FIFA’s attitude to the use of technology borders on faith in a bygone age which no longer exists.
Like the proverbial ostriches – they do not wish to know what they do not know.
Thinking about what might have been, I was reminded of Donald Rumsfeld’s press conference at NATO HQ, Brussels on June 6th, 2002., when as U.S. Secretary of Defence he said:
“The message is that there are no “knowns.” There are thing we know that we know. There are known unknowns. That is to say there are things that we now know we don’t know. But there are also unknown unknowns. There are things we don’t know we don’t know. So when we do the best we can and we pull all this information together, and we then say well that’s basically what we see as the situation, that is really only the known knowns and the known unknowns. And each year, we discover a few more of those unknown unknowns”.
There is actually a compelling music to the words but this quotation is often mocked especially by opponents of the US invasion of Iraq. I have quoted it disparagingly myself in discussions and presentations about the dangers of forecasting.
But of course what he said is rather profound.
Coincidentally there is a recent series of articles in the New York Times by Errol Morris about “The Anosognosic’s Dilemma” which is precisely about the “Unknown Unknowns”. He quotes David Dunning, a Cornell professor of social psychology:
“Put simply, people tend to do what they know and fail to do that which they have no conception of. In that way, ignorance profoundly channels the course we take in life. And unknown unknowns constitute a grand swath of everybody’s field of ignorance”.

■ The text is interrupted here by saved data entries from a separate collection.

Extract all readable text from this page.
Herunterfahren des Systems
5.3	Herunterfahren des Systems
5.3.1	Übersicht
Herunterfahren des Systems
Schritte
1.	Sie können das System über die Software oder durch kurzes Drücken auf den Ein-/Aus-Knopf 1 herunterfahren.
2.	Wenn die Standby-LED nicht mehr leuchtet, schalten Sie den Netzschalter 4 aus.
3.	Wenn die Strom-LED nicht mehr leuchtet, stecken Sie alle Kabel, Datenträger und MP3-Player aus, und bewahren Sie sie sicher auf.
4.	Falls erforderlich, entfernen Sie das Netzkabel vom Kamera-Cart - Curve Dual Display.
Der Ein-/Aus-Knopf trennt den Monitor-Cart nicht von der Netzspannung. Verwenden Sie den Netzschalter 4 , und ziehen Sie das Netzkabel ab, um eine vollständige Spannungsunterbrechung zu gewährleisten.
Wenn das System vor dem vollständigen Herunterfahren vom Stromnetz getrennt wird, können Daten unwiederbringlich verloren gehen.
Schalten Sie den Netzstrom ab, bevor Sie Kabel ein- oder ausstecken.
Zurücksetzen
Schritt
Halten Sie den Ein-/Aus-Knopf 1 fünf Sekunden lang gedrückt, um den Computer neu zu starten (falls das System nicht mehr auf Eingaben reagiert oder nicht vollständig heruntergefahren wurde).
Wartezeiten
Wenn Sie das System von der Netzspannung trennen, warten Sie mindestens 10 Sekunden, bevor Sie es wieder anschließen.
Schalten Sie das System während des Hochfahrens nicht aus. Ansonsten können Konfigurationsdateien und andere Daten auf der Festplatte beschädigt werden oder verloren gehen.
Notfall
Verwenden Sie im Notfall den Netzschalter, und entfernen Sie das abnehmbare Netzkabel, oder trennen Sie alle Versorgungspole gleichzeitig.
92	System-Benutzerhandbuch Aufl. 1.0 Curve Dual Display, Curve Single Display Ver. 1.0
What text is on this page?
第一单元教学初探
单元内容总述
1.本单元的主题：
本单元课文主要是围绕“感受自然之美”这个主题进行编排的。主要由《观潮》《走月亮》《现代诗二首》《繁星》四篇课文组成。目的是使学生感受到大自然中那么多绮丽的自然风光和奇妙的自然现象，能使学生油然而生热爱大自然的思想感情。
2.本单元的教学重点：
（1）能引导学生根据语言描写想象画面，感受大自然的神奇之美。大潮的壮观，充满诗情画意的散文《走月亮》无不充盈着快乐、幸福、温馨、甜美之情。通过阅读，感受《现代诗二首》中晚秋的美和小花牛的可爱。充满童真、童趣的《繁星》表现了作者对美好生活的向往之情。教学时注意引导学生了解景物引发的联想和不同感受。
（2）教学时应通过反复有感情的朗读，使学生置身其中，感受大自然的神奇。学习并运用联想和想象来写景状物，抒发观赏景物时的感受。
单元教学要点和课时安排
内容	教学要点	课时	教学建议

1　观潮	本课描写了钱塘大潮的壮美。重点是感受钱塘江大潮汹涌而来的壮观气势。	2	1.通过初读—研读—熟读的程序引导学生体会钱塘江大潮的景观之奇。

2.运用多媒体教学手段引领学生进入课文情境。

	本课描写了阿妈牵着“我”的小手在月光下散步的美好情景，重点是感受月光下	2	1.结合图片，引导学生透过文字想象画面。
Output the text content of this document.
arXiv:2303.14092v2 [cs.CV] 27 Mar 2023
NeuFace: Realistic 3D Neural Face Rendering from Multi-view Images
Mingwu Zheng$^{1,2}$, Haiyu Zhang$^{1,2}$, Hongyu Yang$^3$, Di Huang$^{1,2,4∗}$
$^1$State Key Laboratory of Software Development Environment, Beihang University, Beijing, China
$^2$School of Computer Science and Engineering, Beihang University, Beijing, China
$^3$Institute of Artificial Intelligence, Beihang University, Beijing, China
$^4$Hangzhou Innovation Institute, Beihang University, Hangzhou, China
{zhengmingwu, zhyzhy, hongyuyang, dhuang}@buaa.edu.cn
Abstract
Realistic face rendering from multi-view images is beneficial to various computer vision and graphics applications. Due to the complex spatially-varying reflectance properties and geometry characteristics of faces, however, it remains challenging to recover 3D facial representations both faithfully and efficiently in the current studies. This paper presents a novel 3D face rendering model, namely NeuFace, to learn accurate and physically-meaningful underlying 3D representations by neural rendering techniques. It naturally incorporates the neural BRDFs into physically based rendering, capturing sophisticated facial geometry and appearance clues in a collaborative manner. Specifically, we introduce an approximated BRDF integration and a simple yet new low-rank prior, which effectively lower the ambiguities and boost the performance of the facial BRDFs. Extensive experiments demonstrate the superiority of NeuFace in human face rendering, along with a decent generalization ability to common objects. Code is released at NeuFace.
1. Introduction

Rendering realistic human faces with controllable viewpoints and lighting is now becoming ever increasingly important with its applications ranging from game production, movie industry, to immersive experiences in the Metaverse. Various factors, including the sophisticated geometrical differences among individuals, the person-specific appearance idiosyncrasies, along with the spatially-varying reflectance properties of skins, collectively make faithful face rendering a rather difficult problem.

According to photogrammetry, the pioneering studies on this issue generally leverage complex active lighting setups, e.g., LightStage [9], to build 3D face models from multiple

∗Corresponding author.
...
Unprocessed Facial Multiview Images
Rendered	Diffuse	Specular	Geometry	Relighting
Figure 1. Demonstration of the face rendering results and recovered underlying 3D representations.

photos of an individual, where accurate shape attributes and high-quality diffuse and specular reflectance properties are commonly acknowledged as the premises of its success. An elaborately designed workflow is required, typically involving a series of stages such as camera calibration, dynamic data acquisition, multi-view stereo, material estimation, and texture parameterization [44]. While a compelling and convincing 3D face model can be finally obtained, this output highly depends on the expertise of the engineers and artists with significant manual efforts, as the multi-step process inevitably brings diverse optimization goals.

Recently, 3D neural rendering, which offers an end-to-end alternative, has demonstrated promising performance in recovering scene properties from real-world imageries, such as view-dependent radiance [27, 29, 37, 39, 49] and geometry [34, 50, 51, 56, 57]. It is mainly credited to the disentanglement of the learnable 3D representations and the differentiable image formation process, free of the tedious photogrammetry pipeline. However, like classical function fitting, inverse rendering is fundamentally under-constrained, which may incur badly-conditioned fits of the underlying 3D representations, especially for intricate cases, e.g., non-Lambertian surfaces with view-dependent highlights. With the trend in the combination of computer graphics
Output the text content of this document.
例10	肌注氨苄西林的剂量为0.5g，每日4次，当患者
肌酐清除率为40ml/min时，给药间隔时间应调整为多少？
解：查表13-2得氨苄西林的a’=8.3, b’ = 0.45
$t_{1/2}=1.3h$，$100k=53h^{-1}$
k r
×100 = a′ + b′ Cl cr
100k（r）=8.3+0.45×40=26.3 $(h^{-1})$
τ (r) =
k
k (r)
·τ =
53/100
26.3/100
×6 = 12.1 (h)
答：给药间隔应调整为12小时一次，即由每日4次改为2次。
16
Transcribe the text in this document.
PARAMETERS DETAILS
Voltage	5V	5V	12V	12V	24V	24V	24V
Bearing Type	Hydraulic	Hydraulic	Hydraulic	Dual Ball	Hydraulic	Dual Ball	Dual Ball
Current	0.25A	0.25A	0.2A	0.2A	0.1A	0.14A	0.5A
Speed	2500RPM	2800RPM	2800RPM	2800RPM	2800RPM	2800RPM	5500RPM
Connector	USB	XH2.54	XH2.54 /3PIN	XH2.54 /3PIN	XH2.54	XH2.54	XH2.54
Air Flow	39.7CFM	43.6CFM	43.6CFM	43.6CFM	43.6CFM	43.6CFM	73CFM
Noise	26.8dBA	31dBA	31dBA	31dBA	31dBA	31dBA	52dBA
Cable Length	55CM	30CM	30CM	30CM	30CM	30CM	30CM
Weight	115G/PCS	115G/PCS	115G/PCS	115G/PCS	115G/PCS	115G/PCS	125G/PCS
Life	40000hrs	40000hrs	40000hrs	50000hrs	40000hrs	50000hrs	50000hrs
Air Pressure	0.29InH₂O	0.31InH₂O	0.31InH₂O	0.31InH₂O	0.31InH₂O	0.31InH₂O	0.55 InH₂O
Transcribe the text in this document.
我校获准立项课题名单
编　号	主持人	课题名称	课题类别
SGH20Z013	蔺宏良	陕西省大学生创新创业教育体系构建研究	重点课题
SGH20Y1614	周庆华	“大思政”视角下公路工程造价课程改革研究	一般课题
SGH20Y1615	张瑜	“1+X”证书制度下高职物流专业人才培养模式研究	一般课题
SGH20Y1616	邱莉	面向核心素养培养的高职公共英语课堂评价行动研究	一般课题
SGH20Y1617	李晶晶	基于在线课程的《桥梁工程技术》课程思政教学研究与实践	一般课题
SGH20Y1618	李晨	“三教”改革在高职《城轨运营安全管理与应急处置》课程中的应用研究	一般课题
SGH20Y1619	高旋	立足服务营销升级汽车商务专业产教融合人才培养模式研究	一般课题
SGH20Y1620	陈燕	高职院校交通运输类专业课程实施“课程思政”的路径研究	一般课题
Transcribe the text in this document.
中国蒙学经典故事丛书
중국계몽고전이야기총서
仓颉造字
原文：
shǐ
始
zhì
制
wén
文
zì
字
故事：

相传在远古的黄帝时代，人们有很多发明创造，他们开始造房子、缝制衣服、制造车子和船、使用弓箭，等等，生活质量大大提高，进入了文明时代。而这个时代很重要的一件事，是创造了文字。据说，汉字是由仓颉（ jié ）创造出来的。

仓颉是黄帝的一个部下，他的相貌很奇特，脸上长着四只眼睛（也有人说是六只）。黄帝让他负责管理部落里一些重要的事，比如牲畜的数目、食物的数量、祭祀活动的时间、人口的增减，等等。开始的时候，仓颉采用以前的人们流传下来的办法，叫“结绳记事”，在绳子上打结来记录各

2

The Dunning – Kruger effect states that “The incompetent are too incompetent to know that they are incompetent” (World Cup referees and EU bureaucrats for example?). “Not only do they reach erroneous conclusions and make unfortunate choices, but their incompetence robs them of the ability to realize it”.
As Errol puts it: “To me, unknown unknowns enter at two different levels. The first is at the level of risk and problem. Many tasks in life contain uncertainties that are known — so-called “known unknowns.” These are potential problems for any venture, but they at least are problems that people can be vigilant about, prepare for, take insurance on, and often head off at the pass. Unknown unknown risks, on the other hand, are problems that people do not know they are vulnerable to. Unknown unknown solutions haunt the mediocre without their knowledge.”
Known unknowns are where a question can be posed and an answer sought. In the unknown unknown we cannot even pose the question.
It seems to me that many of the beliefs and faiths we suffer from – whether about religion or global warming or the fundamental particles of physics or the start of or the extent of the universe – start at the point of unknown unknowns. There is a school of thought which believes (it cannot know) that nothing is unknowable. Others believe that everything is eventually knowable. In my own mind I believe – but cannot know – that just as a two dimensional shadow cannot conceive of the 3rd physical dimension from which it is cast, we cannot even conceive of some of the unknowns around which therefore render them unknowable.
But we do not need to go there yet. The 3-dimensional physical world we inhabit has sufficient things we don’t know that we don’t know. We and the World Cup continue in ignorance of most of the areas of our incompetence.